My decision was only confirmed by my experience as a tutor in a bilingual immersion school that same fall as part of a service-learning class on immigration. At this IPS school, I worked with first graders as individuals or in small groups. I appreciated that I was better able to target a child’s needs, and to get to know them better than I would if I were teaching to a whole class. I got to talk with the students about their home lives, and my heart ached for every kid whose parents didn’t care about their education, or worse, whose parents weren’t able to live in this country with them. I wanted to help these kids in so many ways beyond what their teachers could do for them in school. So, while I took great joy in inspiring kids to love learning, I thought I needed another way to care for them.

Along the way, I’ve been shown other opportunities to address the needs of children. Of course, in Honduras I’ve seen what just a little love and time can do for a child.
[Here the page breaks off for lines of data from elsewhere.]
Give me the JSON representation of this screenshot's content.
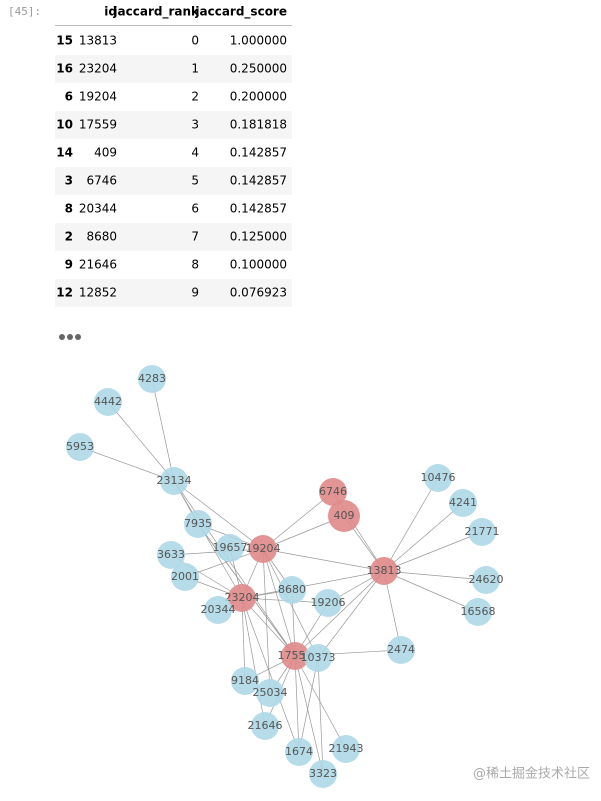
{
  "prompt": "[45]:",
  "table": {
    "columns": [
      "id",
      "jaccard_rank",
      "jaccard_score"
    ],
    "rows": [
      [
        15,
        13813,
        0,
        "1.000000"
      ],
      [
        16,
        23204,
        1,
        "0.250000"
      ],
      [
        6,
        19204,
        2,
        "0.200000"
      ],
      [
        10,
        17559,
        3,
        "0.181818"
      ],
      [
        14,
        409,
        4,
        "0.142857"
      ],
      [
        3,
        6746,
        5,
        "0.142857"
      ],
      [
        8,
        20344,
        6,
        "0.142857"
      ],
      [
        2,
        8680,
        7,
        "0.125000"
      ],
      [
        9,
        21646,
        8,
        "0.100000"
      ],
      [
        12,
        12852,
        9,
        "0.076923"
      ]
    ]
  },
  "graph": {
    "nodes": [
      {
        "label": "4283",
        "color": "#add8e6"
      },
      {
        "label": "4442",
        "color": "#add8e6"
      },
      {
        "label": "5953",
        "color": "#add8e6"
      },
      {
        "label": "23134",
        "color": "#add8e6"
      },
      {
        "label": "6746",
        "color": "#e08a8a"
      },
      {
        "label": "409",
        "color": "#e08a8a"
      },
      {
        "label": "10476",
        "color": "#add8e6"
      },
      {
        "label": "4241",
        "color": "#add8e6"
      },
      {
        "label": "21771",
        "color": "#add8e6"
      },
      {
        "label": "7935",
        "color": "#add8e6"
      },
      {
        "label": "19657",
        "color": "#add8e6"
      },
      {
        "label": "19204",
        "color": "#e08a8a"
      },
      {
        "label": "3633",
        "color": "#add8e6"
      },
      {
        "label": "2001",
        "color": "#add8e6"
      },
      {
        "label": "13813",
        "color": "#e08a8a"
      },
      {
        "label": "24620",
        "color": "#add8e6"
      },
      {
        "label": "16568",
        "color": "#add8e6"
      },
      {
        "label": "23204",
        "color": "#e08a8a"
      },
      {
        "label": "8680",
        "color": "#add8e6"
      },
      {
        "label": "19206",
        "color": "#add8e6"
      },
      {
        "label": "20344",
        "color": "#add8e6"
      },
      {
        "label": "2474",
        "color": "#add8e6"
      },
      {
        "label": "17559",
        "color": "#e08a8a"
      },
      {
        "label": "10373",
        "color": "#add8e6"
      },
      {
        "label": "9184",
        "color": "#add8e6"
      },
      {
        "label": "25034",
        "color": "#add8e6"
      },
      {
        "label": "21646",
        "color": "#add8e6"
      },
      {
        "label": "1674",
        "color": "#add8e6"
      },
      {
        "label": "21943",
        "color": "#add8e6"
      },
      {
        "label": "3323",
        "color": "#add8e6"
      }
    ]
  },
  "watermark": "@稀土掘金技术社区"
}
Through training as a Girls On The Run coach, I realized that you can inspire a child’s physical and emotional well-being while teaching them important life lessons. And, finally, all my experiences with children have only reaffirmed that I am called to family life someday.

So, after praying for a unique position that would allow me to care for kids’ total well-being, why did God lead me to become an instructional assistant in a public elementary school? As of today, I don’t know the answer. What I do know is that in the past three weeks I have become determined to help my students develop their literacy skills, but also to be a role model to them. I want to be someone that they can respect, and someone who can inspire them to learn everyday, even if it’s something outside my lesson plan. I want them to see the good in the world around them. I see the good, and potential, in the world in them, and am learning from my time with them more than they may be learning from me.